I have encountered with some suspicious behavior of create()
method of User
object manager. Looks like password
field isn\'t required
Look at django's source User model, there's a custom manager, snippet:
class UserManager(models.Manager):
# ...
def create_user(self, username, email=None, password=None):
"""
Creates and saves a User with the given username, email and password.
"""
now = timezone.now()
if not username:
raise ValueError('The given username must be set')
email = UserManager.normalize_email(email)

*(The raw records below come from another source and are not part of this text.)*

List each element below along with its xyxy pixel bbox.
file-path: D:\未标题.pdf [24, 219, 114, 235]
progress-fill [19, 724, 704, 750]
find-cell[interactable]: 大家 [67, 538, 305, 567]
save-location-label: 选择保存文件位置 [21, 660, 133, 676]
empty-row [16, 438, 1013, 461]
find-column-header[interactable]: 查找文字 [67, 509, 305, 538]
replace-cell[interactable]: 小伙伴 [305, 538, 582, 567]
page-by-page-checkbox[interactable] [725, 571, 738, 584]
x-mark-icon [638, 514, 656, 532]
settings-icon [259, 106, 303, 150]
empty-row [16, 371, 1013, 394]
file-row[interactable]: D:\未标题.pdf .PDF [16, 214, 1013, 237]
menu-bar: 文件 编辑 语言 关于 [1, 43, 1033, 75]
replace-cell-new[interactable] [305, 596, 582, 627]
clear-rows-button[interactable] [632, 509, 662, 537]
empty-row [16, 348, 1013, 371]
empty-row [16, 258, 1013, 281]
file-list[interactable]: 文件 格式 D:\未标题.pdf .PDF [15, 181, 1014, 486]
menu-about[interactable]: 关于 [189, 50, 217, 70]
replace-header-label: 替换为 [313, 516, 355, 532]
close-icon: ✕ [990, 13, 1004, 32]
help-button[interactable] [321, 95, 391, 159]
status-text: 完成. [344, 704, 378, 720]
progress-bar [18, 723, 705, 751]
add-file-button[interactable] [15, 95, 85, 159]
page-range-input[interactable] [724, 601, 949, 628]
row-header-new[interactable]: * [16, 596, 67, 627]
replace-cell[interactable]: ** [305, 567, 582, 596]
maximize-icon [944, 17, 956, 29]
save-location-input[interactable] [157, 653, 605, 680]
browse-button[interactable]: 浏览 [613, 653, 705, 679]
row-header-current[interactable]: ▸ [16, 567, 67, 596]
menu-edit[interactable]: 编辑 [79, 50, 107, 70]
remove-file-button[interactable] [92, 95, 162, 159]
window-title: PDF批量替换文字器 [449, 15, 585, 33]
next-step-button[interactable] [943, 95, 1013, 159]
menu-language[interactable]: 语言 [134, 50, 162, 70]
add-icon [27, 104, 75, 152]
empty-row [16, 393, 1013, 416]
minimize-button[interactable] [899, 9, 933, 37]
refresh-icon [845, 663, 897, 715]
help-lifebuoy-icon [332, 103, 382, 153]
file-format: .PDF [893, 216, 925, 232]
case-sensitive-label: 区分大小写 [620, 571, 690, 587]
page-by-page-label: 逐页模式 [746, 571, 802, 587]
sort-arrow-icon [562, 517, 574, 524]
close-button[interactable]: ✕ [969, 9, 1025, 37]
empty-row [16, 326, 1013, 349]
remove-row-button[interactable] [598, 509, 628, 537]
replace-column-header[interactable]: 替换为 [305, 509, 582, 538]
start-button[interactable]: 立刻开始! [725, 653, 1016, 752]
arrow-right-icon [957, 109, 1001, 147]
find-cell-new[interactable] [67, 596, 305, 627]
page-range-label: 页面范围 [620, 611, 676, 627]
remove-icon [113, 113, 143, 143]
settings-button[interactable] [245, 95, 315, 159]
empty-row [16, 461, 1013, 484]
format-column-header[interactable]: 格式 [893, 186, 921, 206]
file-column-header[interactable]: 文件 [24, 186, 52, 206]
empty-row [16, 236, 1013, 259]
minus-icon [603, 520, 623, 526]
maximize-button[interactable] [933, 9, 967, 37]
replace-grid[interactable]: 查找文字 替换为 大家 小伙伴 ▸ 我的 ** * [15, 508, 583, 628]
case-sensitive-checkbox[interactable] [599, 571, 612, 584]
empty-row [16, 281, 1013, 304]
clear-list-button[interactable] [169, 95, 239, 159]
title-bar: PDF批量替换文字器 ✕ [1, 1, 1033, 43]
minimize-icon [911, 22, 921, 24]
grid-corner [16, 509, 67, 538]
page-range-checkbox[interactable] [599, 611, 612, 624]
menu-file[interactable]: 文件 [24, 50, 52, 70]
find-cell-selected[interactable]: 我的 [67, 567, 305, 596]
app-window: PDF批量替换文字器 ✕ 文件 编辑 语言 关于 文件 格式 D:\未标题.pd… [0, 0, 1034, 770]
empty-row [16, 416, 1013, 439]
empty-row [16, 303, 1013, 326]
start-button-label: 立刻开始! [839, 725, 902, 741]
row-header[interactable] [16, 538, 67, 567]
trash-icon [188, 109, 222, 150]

user = self.model(username=username, email=email,
is_staff=False, is_active=True, is_superuser=False,
last_login=now, date_joined=now)
user.set_password(password)
user.save(using=self._db)
return user
That's exactly why the user model has a custom manager with a UserManager.create_user() method for creating users. There are two problems with using the QuerySet.create()
method on User
instances:
If you run the management command python manage.py sql
, pay attention to the auth_user
schema:
CREATE TABLE "auth_user" (
...
"password" varchar(128) NOT NULL,
...
)
In SQL, an empty string, ''
, does not equate to NULL
, i.e. ISNULL('') != TRUE
.
QuerySet.create()
and QuerySet.update()
do not trigger model validation. Model validation only happens when ModelForm
instances call the Model.full_clean()
instance method.
Raising a validation error in the context of working with the QuerySet
API directly simply makes no sense in Django. That's why you can do something like User.objects.create(username='foo', password='')
even though CharField().validate(value='', None)
would raise a ValidationError
for a blank string.
For the reasons above, you should defer from using User.objects.create()
and rely on the supplied User.objects.create_user()
method from the model's custom manager.